Why It’s Worth Trying
Chueotang rewards an open mind. It carries the muddy-sweet flavor of Korea’s rice paddies, the depth of long fermentation, and the seasonal logic of eating what is plump and abundant. Whether you order a Namwon-style bowl or simmer one at home, it is comfort food with roots — earthy, warming, and quietly restorative.
Where to eat 추어탕/추탕 (chueotang, loach soup) in Seoul
Chueotang is hearty, peppery comfort food: freshwater loach simmered down into a deeply savory soup, served bubbling hot and usually finished at the table with sansho pepper, garlic chives, and perilla. Seoul has both the old downtown Seoul-style 추탕 and the heartier southern Namwon style, and a handful of long-running houses still do it the way generations of regulars expect. Here are three that are confirmed open and worth seeking out.
- 용금옥 (Yonggeumok) — Dadong/Mugyo-dong, Jung-gu, a 3-5 minute walk from Euljiro 1-ga Station (을지로입구역, Line 2). Founded in 1932, this is the most iconic surviving Seoul-style 추탕 노포 (old shop) — a designated Seoul Future Heritage site and a repeat Michelin Bib Gourmand pick, now run by the third generation of the founding family. If you only try one, make it this one.

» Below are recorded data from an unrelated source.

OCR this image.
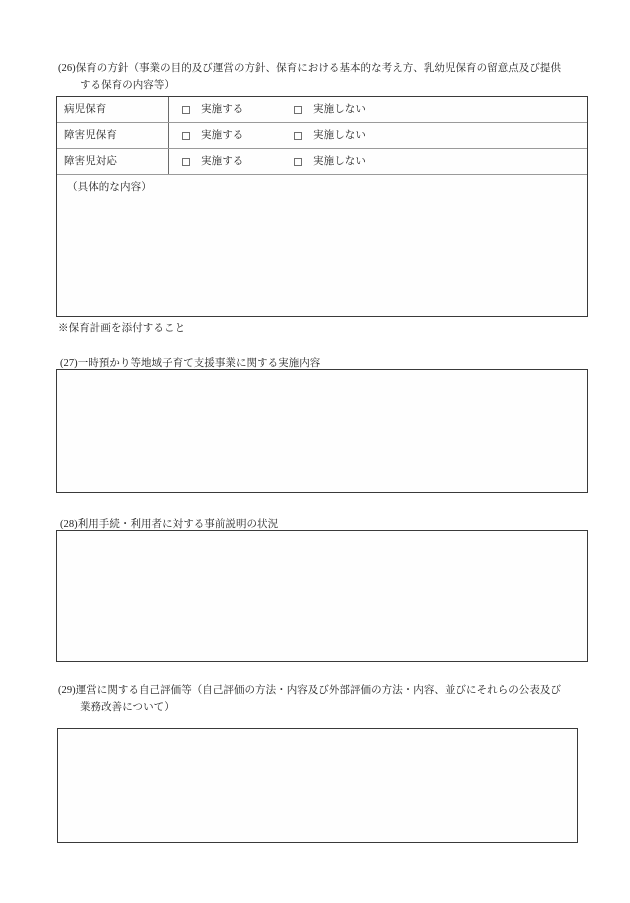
(26)保育の方針（事業の目的及び運営の方針、保育における基本的な考え方、乳幼児保育の留意点及び提供
する保育の内容等）
病児保育	実施する	実施しない
障害児保育	実施する	実施しない
障害児対応	実施する	実施しない
（具体的な内容）
※保育計画を添付すること
(27)一時預かり等地域子育て支援事業に関する実施内容
(28)利用手続・利用者に対する事前説明の状況
(29)運営に関する自己評価等（自己評価の方法・内容及び外部評価の方法・内容、並びにそれらの公表及び
業務改善について）
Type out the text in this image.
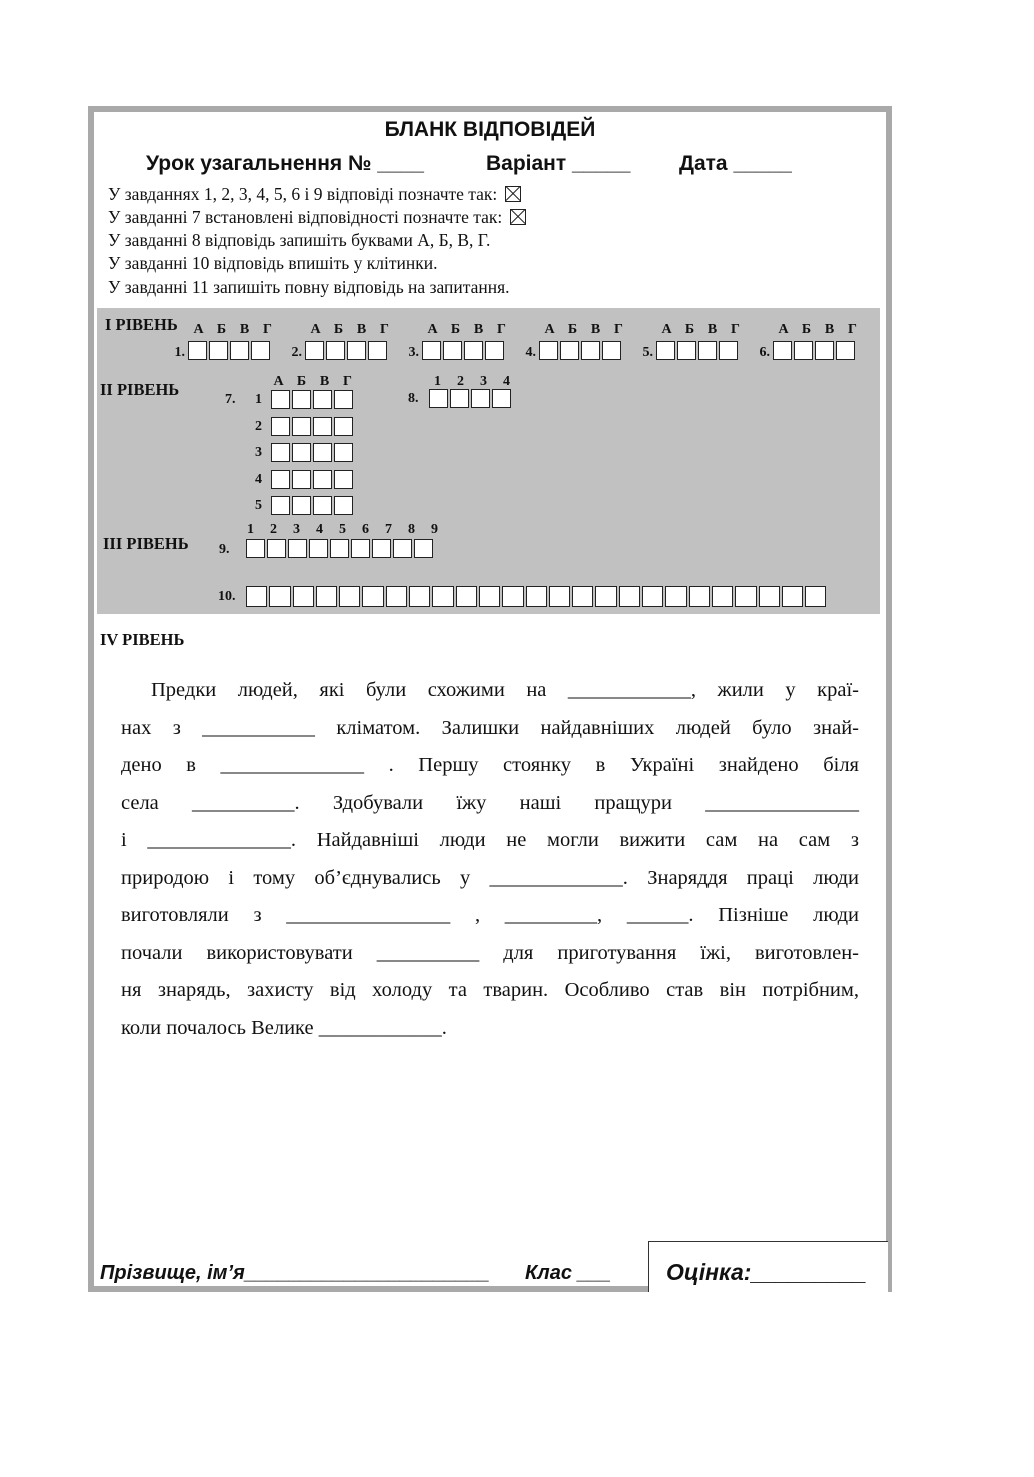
БЛАНК ВІДПОВІДЕЙ
Урок узагальнення № ____	Варіант _____ Дата _____
У завданнях 1, 2, 3, 4, 5, 6 і 9 відповіді позначте так:
У завданні 7 встановлені відповідності позначте так:
У завданні 8 відповідь запишіть буквами А, Б, В, Г.
У завданні 10 відповідь впишіть у клітинки.
У завданні 11 запишіть повну відповідь на запитання.
І РІВЕНЬ
1.
А Б В Г
2.
А Б В Г
3.
А Б В Г
4.
А Б В Г
5.
А Б В Г
6.
А Б В Г
ІІ РІВЕНЬ
7.
А Б В Г
1
2
3
4
5
8.
1	2	3	4
ІІІ РІВЕНЬ 9.
1	2	3	4	5	6	7	8	9
10.
IV РІВЕНЬ

Предки людей, які були схожими на ____________, жили у краї-

нах з ___________ кліматом. Залишки найдавніших людей було знай-

дено в ______________ . Першу стоянку в Україні знайдено біля

села __________. Здобували їжу наші пращури _______________

і ______________. Найдавніші люди не могли вижити сам на сам з

природою і тому об’єднувались у _____________. Знаряддя праці люди

виготовляли з ________________ , _________, ______. Пізніше люди

почали використовувати __________ для приготування їжі, виготовлен-

ня знарядь, захисту від холоду та тварин. Особливо став він потрібним,

коли почалось Велике ____________.

Прізвище, ім’я______________________ Клас ___ Оцінка:_________
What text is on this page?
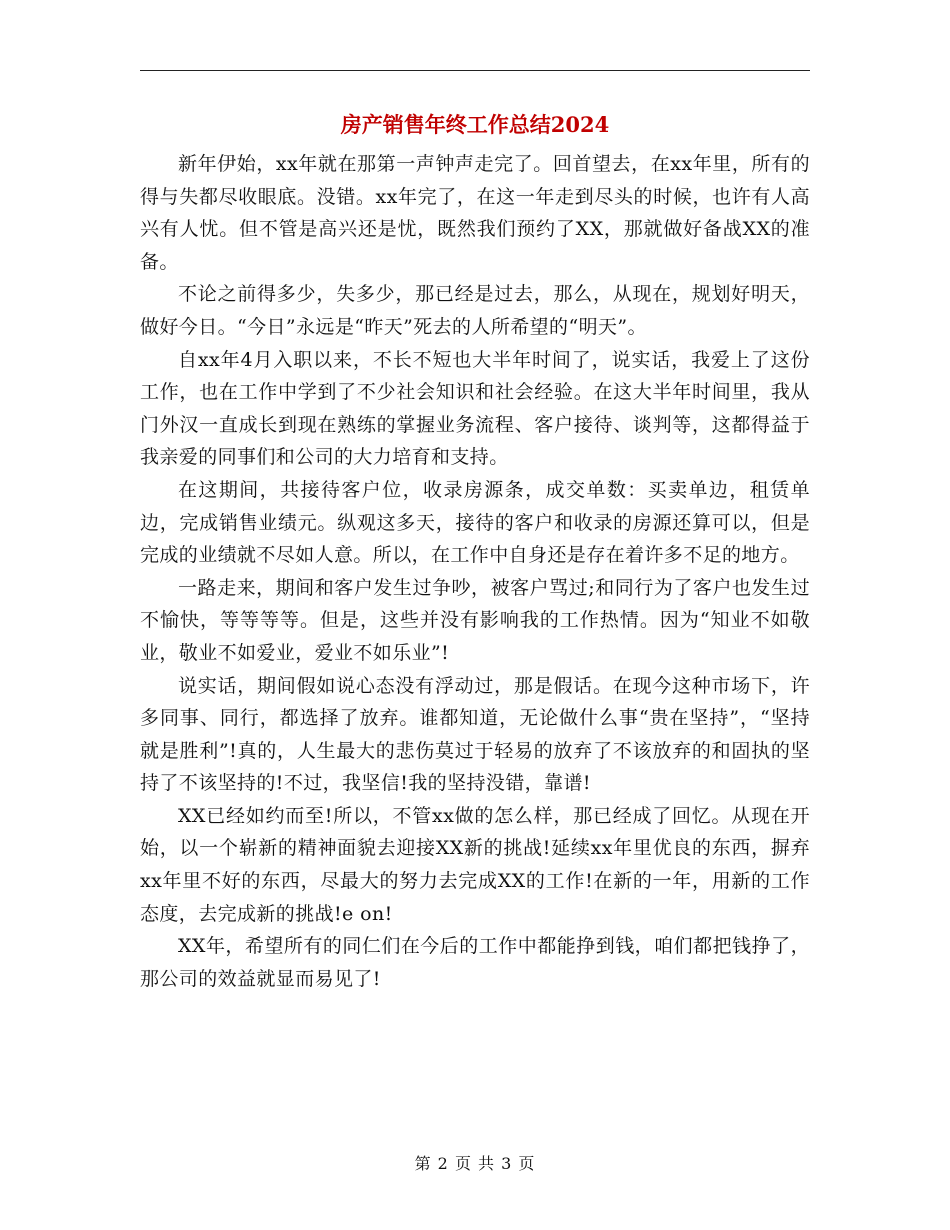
房产销售年终工作总结2024

新年伊始，xx年就在那第一声钟声走完了。回首望去，在xx年里，所有的得与失都尽收眼底。没错。xx年完了，在这一年走到尽头的时候，也许有人高兴有人忧。但不管是高兴还是忧，既然我们预约了XX，那就做好备战XX的准备。

不论之前得多少，失多少，那已经是过去，那么，从现在，规划好明天，做好今日。“今日”永远是“昨天”死去的人所希望的“明天”。

自xx年4月入职以来，不长不短也大半年时间了，说实话，我爱上了这份工作，也在工作中学到了不少社会知识和社会经验。在这大半年时间里，我从门外汉一直成长到现在熟练的掌握业务流程、客户接待、谈判等，这都得益于我亲爱的同事们和公司的大力培育和支持。

在这期间，共接待客户位，收录房源条，成交单数：买卖单边，租赁单边，完成销售业绩元。纵观这多天，接待的客户和收录的房源还算可以，但是完成的业绩就不尽如人意。所以，在工作中自身还是存在着许多不足的地方。

一路走来，期间和客户发生过争吵，被客户骂过;和同行为了客户也发生过不愉快，等等等等。但是，这些并没有影响我的工作热情。因为“知业不如敬业，敬业不如爱业，爱业不如乐业”!

说实话，期间假如说心态没有浮动过，那是假话。在现今这种市场下，许多同事、同行，都选择了放弃。谁都知道，无论做什么事“贵在坚持”，“坚持就是胜利”!真的，人生最大的悲伤莫过于轻易的放弃了不该放弃的和固执的坚持了不该坚持的!不过，我坚信!我的坚持没错，靠谱!

XX已经如约而至!所以，不管xx做的怎么样，那已经成了回忆。从现在开始，以一个崭新的精神面貌去迎接XX新的挑战!延续xx年里优良的东西，摒弃xx年里不好的东西，尽最大的努力去完成XX的工作!在新的一年，用新的工作态度，去完成新的挑战!e on!

XX年，希望所有的同仁们在今后的工作中都能挣到钱，咱们都把钱挣了，那公司的效益就显而易见了!

第 2 页 共 3 页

- 강남원주추어탕 (Gangnam Wonju Chueotang) — Yeoksam-dong, Gangnam-gu, right by Sinnonhyeon Station (신논현역, Lines 9 & Sinbundang), about a 2-minute walk from the exit. Open since 1977 and certified a 백년가게 (centennial shop), it is Gangnam’s long-running loach-soup landmark and the easy choice if you’re staying south of the river.
- 남원추어탕 (Namwon Chueotang) — Seodaemun, Seodaemun-gu, just steps from Seodaemun Station (서대문역, Line 5). A budget-friendly local favorite for the richer southern Namwon-style 추어탕, with a sturdy bowl of soup that has held its price for years. A good, unfussy stop near the city center.
Hours and closing days at these family-run shops change often (several close on Sundays and some take a mid-afternoon break), so it’s worth a quick call or a map check to confirm before you go.